Первый заказ пришел через неделю. Пять вордовских листов с описанием разборок в банде. От меня требовалось, чтобы в конце текста один из бандитов, премерзкий, надо сказать, тип вышел победителем. Прочитав условие задачи, я позвонил Алине.
– Чем могу помочь? – услышал я в трубке приятный женский голос.
– У меня проблема с заказом.
– Говорите.
– Я не владею знанием воровских понятий и блатной феней.
– Это не страшно. Пишите своим языком. Редактор, если будет нужно, подправит. Для нас важен сам сюжет.
Рассказ, а у меня получился текст на сорок страниц, был готов через месяц. На следующий день я получил «положительный отзыв» и сканированную квитанцию, согласно которой гонорар был переведен на мой счет.
Еще через неделю пришел следующий заказ…
По мере набивания руки, я начал представлять себе структуру текста в виде своеобразной конструкции-лабиринта, количество разветвлений которого равнялось количеству возможных естественных вариантов развития сюжетной линии, то есть таких вариантов, при которых развитие сюжета происходит естественным путем, как происходило бы в жизни. Именно от степени естественности зависит, насколько читатель будет психологически верить в описываемые события. В результате моя работа превратилась в прокладывание оптимальных маршрутов для героев повествований.
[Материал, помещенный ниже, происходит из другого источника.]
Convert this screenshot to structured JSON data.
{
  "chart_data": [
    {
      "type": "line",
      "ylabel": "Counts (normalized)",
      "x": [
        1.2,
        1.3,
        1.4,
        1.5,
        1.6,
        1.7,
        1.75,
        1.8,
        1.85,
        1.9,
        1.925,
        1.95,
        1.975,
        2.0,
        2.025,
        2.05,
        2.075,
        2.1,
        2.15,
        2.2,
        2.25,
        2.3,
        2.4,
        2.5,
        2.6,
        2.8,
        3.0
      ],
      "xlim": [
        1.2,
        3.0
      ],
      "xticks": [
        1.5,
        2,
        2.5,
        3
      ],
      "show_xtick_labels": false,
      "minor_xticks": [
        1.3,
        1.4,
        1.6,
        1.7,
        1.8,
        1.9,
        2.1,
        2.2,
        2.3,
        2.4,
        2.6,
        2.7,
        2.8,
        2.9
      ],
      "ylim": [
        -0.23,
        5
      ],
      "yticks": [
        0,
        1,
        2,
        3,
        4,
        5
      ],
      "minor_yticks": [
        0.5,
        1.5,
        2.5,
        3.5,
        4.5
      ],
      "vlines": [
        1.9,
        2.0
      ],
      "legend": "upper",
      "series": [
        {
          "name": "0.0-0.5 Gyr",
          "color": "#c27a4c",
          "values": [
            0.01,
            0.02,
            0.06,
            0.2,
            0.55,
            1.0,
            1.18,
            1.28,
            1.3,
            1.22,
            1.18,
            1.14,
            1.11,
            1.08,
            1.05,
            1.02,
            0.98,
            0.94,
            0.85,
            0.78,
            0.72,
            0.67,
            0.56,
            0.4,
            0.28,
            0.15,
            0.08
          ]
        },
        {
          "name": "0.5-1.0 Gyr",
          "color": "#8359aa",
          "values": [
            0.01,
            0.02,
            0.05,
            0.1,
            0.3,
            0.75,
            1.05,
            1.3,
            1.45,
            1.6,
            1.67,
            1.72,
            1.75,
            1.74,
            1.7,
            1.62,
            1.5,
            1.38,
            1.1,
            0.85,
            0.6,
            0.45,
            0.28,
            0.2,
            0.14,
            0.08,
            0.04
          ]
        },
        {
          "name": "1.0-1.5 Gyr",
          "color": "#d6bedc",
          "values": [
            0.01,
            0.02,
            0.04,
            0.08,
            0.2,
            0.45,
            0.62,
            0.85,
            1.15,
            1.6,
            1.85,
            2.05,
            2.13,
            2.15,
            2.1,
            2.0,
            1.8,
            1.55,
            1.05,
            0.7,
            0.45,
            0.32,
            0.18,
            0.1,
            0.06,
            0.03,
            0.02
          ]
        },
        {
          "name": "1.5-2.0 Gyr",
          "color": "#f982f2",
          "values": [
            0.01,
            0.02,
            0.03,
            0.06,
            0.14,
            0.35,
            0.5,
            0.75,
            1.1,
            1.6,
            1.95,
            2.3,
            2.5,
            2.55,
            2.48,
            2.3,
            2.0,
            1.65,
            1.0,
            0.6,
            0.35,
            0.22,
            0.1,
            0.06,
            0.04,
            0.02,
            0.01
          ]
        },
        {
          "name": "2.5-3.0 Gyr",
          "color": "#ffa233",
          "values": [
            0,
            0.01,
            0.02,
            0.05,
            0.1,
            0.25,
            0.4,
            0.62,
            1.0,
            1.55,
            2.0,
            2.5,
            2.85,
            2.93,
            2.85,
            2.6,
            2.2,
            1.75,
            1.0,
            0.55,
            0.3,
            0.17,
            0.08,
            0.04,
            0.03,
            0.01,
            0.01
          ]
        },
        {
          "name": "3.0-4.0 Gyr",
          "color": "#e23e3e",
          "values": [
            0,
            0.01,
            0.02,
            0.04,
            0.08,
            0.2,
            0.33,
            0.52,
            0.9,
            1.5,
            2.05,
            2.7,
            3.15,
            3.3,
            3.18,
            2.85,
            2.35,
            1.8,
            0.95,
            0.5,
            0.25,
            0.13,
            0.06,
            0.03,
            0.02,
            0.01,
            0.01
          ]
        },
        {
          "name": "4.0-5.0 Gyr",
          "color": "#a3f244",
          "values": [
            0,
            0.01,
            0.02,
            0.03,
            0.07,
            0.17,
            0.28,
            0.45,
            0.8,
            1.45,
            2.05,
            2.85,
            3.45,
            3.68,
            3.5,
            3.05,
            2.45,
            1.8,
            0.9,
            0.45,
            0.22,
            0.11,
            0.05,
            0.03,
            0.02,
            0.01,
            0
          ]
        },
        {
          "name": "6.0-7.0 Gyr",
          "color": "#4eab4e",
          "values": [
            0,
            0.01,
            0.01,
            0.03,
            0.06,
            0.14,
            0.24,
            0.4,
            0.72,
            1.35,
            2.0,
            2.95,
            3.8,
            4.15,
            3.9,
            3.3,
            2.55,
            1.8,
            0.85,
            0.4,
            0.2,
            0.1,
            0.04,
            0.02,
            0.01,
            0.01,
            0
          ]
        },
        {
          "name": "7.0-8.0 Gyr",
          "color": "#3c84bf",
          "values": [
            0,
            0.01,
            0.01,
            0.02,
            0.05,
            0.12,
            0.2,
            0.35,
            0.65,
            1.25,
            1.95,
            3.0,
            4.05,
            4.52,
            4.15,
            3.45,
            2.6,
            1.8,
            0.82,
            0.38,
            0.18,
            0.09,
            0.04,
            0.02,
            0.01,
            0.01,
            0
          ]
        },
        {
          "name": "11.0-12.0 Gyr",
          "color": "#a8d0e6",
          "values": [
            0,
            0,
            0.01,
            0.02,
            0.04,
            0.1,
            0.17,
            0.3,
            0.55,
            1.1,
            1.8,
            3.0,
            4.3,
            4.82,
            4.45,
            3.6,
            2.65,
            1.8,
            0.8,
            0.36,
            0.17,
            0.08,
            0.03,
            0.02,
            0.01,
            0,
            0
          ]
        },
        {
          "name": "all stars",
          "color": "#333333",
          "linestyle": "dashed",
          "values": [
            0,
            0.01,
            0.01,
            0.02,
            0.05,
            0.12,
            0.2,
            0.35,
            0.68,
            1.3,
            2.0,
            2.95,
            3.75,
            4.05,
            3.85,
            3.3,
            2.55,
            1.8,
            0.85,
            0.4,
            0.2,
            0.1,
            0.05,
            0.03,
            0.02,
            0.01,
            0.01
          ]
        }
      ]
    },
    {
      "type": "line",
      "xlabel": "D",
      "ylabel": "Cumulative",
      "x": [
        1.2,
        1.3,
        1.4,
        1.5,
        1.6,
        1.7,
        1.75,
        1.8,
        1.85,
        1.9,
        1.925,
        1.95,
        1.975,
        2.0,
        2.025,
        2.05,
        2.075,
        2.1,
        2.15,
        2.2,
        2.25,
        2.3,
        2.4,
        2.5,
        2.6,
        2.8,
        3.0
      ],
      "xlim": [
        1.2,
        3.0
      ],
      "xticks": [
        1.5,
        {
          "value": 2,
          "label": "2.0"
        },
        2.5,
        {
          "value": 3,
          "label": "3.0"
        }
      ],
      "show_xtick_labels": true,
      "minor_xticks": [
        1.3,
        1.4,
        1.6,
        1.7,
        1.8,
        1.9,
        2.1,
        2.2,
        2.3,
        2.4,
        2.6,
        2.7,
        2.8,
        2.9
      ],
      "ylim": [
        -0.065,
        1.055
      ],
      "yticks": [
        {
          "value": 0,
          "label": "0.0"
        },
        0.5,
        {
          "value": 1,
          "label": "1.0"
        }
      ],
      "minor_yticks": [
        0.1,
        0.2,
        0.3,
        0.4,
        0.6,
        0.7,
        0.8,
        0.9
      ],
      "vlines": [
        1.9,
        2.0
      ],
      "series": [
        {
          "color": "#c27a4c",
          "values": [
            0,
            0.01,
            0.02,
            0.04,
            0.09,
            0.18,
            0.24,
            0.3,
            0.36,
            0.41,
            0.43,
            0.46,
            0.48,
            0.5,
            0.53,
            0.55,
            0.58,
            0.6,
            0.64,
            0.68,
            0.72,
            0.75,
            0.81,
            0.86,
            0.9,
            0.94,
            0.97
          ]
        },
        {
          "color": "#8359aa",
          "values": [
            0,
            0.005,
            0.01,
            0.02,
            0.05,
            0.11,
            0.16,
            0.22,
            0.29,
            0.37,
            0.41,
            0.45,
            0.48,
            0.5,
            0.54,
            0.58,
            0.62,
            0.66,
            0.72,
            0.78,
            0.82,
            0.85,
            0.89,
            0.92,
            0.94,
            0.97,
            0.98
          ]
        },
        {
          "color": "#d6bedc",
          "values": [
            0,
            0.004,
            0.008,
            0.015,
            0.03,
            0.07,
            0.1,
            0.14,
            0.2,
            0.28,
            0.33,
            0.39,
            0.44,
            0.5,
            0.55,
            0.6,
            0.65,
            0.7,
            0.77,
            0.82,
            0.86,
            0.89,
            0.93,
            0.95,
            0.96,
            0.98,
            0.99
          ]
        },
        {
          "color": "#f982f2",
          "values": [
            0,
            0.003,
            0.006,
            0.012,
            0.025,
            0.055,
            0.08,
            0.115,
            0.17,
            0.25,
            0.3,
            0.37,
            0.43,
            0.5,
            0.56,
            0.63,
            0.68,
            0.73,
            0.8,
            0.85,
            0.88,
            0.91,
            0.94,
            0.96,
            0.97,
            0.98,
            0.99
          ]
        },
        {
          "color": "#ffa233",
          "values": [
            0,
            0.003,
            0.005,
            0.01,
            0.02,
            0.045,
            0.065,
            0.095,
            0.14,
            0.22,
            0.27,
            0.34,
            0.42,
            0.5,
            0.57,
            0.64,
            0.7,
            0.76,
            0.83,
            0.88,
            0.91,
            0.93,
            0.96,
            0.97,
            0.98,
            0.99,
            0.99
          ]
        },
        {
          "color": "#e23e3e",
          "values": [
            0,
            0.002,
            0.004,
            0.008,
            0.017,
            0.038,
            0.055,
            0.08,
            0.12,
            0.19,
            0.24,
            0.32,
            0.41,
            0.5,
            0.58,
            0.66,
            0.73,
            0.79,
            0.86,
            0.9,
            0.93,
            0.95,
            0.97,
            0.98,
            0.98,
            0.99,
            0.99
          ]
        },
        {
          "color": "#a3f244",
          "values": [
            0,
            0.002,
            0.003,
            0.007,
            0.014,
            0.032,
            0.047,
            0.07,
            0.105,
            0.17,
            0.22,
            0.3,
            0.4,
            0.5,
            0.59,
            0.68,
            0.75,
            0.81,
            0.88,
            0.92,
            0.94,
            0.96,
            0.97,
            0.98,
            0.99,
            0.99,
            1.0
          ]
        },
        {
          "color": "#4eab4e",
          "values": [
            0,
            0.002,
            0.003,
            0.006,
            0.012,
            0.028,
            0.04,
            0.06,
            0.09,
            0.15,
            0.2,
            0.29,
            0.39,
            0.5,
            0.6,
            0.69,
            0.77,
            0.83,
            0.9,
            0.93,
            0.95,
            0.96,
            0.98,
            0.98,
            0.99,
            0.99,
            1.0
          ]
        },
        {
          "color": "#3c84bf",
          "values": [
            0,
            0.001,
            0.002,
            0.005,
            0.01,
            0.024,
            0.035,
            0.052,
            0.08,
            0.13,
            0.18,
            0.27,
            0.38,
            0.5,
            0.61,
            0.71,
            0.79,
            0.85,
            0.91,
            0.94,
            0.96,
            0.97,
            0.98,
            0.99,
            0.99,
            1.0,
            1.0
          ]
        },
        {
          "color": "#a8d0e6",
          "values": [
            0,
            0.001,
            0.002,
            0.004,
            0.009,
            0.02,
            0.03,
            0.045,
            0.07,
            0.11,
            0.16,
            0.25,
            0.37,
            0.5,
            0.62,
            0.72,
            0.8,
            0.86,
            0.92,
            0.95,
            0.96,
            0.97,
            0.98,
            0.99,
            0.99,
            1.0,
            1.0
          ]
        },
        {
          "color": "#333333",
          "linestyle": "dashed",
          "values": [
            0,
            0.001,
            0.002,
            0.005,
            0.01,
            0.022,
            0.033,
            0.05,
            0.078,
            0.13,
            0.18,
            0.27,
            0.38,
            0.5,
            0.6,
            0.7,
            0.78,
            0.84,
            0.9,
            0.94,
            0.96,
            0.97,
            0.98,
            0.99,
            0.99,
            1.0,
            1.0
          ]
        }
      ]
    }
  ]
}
Правда, задания мне попадались сплошь линейные или с одной, двумя узловыми точками, так я назвал развилки лабиринта. Добираясь до них, я звонил Алине, и уже она или кто-то у нее за спиной решал, какой из возможных путей мне выбрать.
Раза два мне пришлось отказываться от заказа на том основании, что сюжетный лабиринт не предусматривал ожидаемого результата. Получив исчерпывающий аргументированный ответ, работодатели заплатили мне за отказ, как за полноценно выполненную работу.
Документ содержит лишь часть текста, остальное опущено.